Monday, February 05, 2007

Telling a Story

Scrabbling around in my mother's attic, I have found my father's old Jetel Ukulele Banjo. Four strings tuned to "my dog has fleas" and a direct descendant of the Hawaiian uke this is a most simple of instruments. And yet, despite it's apparent lack of class this instrument has the ability to make people laugh with George Fornby or cry with Israel Kamakawiwo’ole and his version of Somewhere over the rainbow - you know that one that almost wrecked us all when Doctor Green died in ER.

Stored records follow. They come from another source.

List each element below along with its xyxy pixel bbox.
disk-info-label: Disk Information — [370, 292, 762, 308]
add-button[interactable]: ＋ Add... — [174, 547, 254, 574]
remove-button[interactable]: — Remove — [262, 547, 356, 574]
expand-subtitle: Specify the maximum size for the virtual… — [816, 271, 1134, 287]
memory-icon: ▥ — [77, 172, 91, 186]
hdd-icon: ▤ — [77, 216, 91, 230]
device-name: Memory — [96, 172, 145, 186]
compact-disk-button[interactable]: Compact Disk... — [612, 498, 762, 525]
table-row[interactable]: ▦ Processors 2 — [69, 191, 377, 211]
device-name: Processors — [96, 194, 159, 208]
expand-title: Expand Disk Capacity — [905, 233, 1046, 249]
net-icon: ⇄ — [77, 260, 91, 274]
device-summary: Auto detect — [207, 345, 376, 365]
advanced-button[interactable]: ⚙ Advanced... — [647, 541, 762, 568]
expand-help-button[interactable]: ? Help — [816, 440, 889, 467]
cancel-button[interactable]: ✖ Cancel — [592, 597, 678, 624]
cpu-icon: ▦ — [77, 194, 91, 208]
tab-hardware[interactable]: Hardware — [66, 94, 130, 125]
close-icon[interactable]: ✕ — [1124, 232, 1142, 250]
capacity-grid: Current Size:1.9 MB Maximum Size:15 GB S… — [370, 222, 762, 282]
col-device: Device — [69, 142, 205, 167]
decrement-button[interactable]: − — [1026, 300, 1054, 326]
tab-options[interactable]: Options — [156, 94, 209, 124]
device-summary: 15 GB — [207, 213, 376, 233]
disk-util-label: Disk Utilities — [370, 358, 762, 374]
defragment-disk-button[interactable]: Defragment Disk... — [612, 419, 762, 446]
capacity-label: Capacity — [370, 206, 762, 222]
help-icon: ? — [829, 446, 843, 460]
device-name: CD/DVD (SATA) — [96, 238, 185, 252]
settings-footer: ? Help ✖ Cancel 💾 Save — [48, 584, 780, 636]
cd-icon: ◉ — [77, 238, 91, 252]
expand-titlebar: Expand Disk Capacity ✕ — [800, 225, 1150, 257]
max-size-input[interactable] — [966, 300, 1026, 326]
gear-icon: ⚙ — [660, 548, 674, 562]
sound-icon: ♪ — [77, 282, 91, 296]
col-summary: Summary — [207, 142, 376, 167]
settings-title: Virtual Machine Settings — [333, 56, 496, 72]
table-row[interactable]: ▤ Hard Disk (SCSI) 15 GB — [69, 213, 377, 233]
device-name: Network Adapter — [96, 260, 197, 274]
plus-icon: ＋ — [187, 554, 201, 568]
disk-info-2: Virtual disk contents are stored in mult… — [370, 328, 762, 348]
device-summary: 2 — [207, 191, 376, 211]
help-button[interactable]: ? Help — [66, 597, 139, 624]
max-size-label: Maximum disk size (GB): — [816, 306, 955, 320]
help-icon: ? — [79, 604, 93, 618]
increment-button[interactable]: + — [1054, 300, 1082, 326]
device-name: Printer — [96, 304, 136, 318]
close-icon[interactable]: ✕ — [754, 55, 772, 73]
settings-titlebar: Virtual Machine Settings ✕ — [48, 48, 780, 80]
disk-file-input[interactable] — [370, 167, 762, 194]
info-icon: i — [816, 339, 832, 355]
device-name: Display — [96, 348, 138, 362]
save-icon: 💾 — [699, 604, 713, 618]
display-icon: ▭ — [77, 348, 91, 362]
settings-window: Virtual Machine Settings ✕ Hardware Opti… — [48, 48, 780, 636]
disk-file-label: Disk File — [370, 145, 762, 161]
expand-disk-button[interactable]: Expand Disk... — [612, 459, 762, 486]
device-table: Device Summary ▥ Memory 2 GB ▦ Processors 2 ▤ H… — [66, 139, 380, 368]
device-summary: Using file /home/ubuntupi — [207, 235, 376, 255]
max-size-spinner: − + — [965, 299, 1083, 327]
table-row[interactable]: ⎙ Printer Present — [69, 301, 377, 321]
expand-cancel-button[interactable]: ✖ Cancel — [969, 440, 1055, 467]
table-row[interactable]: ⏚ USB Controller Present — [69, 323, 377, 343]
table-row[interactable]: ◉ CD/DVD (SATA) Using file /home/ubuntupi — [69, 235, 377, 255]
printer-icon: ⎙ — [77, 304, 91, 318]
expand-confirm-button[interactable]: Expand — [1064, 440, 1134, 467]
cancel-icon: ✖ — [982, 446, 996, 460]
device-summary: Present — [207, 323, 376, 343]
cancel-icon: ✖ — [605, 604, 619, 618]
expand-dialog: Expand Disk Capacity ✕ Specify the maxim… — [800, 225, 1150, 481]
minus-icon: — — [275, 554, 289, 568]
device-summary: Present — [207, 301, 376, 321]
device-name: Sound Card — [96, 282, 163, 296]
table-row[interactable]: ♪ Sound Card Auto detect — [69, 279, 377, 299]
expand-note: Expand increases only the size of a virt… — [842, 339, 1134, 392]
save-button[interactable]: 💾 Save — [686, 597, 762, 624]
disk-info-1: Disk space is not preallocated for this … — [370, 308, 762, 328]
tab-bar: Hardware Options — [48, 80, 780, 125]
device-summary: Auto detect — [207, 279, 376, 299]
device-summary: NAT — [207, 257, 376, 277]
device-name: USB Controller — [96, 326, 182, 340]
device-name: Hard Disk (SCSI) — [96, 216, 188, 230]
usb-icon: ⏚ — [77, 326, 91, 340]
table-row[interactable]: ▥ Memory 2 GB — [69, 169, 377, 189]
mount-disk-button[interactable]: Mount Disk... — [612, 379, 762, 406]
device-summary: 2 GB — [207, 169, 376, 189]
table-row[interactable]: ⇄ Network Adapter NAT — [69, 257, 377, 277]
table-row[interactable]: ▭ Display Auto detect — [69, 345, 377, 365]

You see, it is not the instrument, but the story - how we tell it, how we feel it, what it is meant to achieve - that in the end is the carrier of the message.. Good story telling is a very powerful weapon. News people know this, but they do not always act responsibly, using the story telling weapon to further their own agenda (whether that is political or financial) rather than for the benefit of the public.

The natty headline, the witty prose - these all can whip a simple tale to a global incident, all without the writer, the story teller, having to leave their seat. Especially with television it is easy to believe that the pictures tell the story, that the voice over is only a helpful narrative, and pictures are not easily deceiptful are they? But again, the pictures, the film, is just the Ukulele - the words are telling you what to look at, how to interprate what you are seeing.

A most marvelous case recently was following the foot in mouth ongoings by Jade in the Big Brother House. As a reaction to her less than race tolerant outbursts television news showed us pictures of effigy burning by crowds in India. Indeed, the racism displayed was abhorrent. But those pictures - what was wrong with them. "Protests across India!" We are told. Now, I have filmed protests and riots before. If we are sensible, we find an upper story building, or the top of a lamp post so we can give a broad vista as to the thousands present and, incidentally, try to avoid getting flattened in the rush. These images however, were from a very low, close angle - the very center of the danger zone! Except if you looked closely - especially between the legs of the "thousands." About 4 legs back the crowd ended - and in the distance we could see people calmly walking along the other side of the road, minding their own business. Crowd? It was about 20 people.

This does not mean that Jade should be let off for her comments, or we should believe her well rehearsed tears. But it does mean that the story is being told inaccurately.

If you submit an article to Wikipedia (and anyone can write and edit stories for that noble tome) readers will give you a hard time if any claim is not properly cited and referenced. "Unnamed source" will not do it - because is it is unsubstantiated by a known and authoritative source, then how can we be expected to believe it? This applies to any and all encyclopedia or reference or trusted work. And yet, the news media expect us to believe anything and everything they say without being able to back up a word of it.

Channel 4's Sarah Corp wrote an article about her current trip to Iran at the invitation of the Iranian government to see, with others, the nuclear facilities. It is a good story, potentially, but could be so mishandled one way or another. To accept everything at face value would be daft at the least. But to dismiss everything too could be equally misleading. Sarah has a responsibility to report and justify what she sees and what she is told. But if her opinions are not backed by citation and reference, will her report have any more value that the press releases of the current Iranian government?

I leave you with a small anecdote:

A salutary lesson: I used to do a lot of work on newsreel footage. One of the clips that came past my screen was a German Ministry film of life in a concentration camp before WW2. It showed a happy group of children singing songs at Christmas time and having a party. Apparently the journalists invited to the event thought it was lovely.